In its 2023/24 annual report, the Court of Auditors, chaired by Zineb El Adaoui, sounds the alarm on the situation of public finances in the medium and long term. It highlights the major risks facing the pension system and emphasizes the urgency of structural reform to guarantee its sustainability.
The report points out the critical situation of the Moroccan Pension Fund (CMR), which has an alarming technical deficit of 9.8 billion dirhams in 2023. According to data from the Ministry of Economy and Finance, the reserves of the CMR risks running out by 2028 if no corrective action is taken.
Faced with this situation, the government plans to deploy a comprehensive pension fund reform plan, with priority given to the CMR. Among the measures being considered are raising the retirement age and increasing contribution rates – proposals which are already sparking heated debate.
For the Court of Auditors, guaranteeing the sustainability of the system requires ambitious structural reform. In particular, it recommends expanding membership in retirement systems from 2025, by including people carrying out an activity without benefiting from a pension. The objective is clear: include uncovered workers to reduce inequalities and strengthen the financing of the system.
The report recalls that the parametric reforms put in place since 2016 for the CMR civil pensions system and in 2021 for the RCAR (Collective Retirement Allowance Scheme) were not sufficient to restore financial balance. Consequence: the depletion of reserves accelerates at varying timescales.
To remedy this, the Court recommends temporarily maintaining the optional nature of the regime for self-employed workers, while aiming for gradual generalization. She also insists on the need to offer this category a reasonable replacement rate, guaranteeing a decent pension. Finally, she suggests exploring alternative financing mechanisms, such as tax incentives.
Alongside these challenges, the Court of Auditors highlights the growing pressures on public finances. In a context marked by increased spending and difficulties in mobilizing resources, it calls for concrete measures to restore budgetary balances, control the public deficit and debt, rationalize the Treasury’s special accounts and ensure rigorous monitoring. of the performance of public finances.

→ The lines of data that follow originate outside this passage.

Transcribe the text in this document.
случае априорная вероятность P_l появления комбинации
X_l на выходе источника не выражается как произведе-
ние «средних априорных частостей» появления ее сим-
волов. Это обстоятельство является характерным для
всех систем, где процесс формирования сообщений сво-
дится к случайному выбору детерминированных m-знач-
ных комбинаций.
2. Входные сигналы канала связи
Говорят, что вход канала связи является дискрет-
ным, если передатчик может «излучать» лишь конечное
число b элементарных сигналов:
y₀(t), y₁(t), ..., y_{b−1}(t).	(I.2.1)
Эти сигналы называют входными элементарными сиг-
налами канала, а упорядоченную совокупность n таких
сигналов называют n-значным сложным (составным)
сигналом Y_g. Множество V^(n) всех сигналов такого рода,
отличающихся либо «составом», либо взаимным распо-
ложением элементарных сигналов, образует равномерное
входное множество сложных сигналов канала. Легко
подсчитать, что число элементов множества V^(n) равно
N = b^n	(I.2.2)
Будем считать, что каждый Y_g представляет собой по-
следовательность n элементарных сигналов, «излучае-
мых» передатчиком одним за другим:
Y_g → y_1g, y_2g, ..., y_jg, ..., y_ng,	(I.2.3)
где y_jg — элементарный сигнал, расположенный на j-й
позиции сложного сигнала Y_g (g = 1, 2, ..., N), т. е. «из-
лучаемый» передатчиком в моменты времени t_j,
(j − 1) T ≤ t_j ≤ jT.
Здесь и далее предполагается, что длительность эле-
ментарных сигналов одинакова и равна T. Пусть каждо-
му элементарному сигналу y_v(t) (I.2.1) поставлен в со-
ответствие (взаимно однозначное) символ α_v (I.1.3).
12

The report places particular emphasis on the programming of budgetary expenditure. He insists on the importance of improving the planning of public expenditure of the three branches of the State: the general budget, autonomously managed public establishments, and the special accounts of the Treasury.
The Court of Auditors deplores the absence of formal and harmonized mechanisms for the selection, monitoring and evaluation of investment projects, at all phases of their cycle. She insists on the imperative of adopting an effective performance methodology to assess the quality of spending, noting that indicators linked to means still represent 50% of overall indicators.
Also, the Court recommends controlling compulsory expenditure, in particular those relating to civil servants’ salaries, the Treasury debt and subsidies from the compensation fund and improving the precision of three-year budget forecasts to guarantee their reliability.
It also recommends clarifying the conditions for using additional credits and freezing certain investments.
In order to optimize budgetary management, the Court of Auditors calls for better documentation of the work involving those involved in budgetary programming. She recommends clarifying responsibilities through the development of the Management Charter, mentioned in the circular from the Head of Government. In addition, it advocates secure interconnection of information systems and rigorous management control to guarantee data quality.
Finally, the Court of Auditors reaffirms the need to improve the budgetary programming of investments, by ensuring better control of credit carryovers and by integrating recurring expenditure linked to completed projects into the forecasts.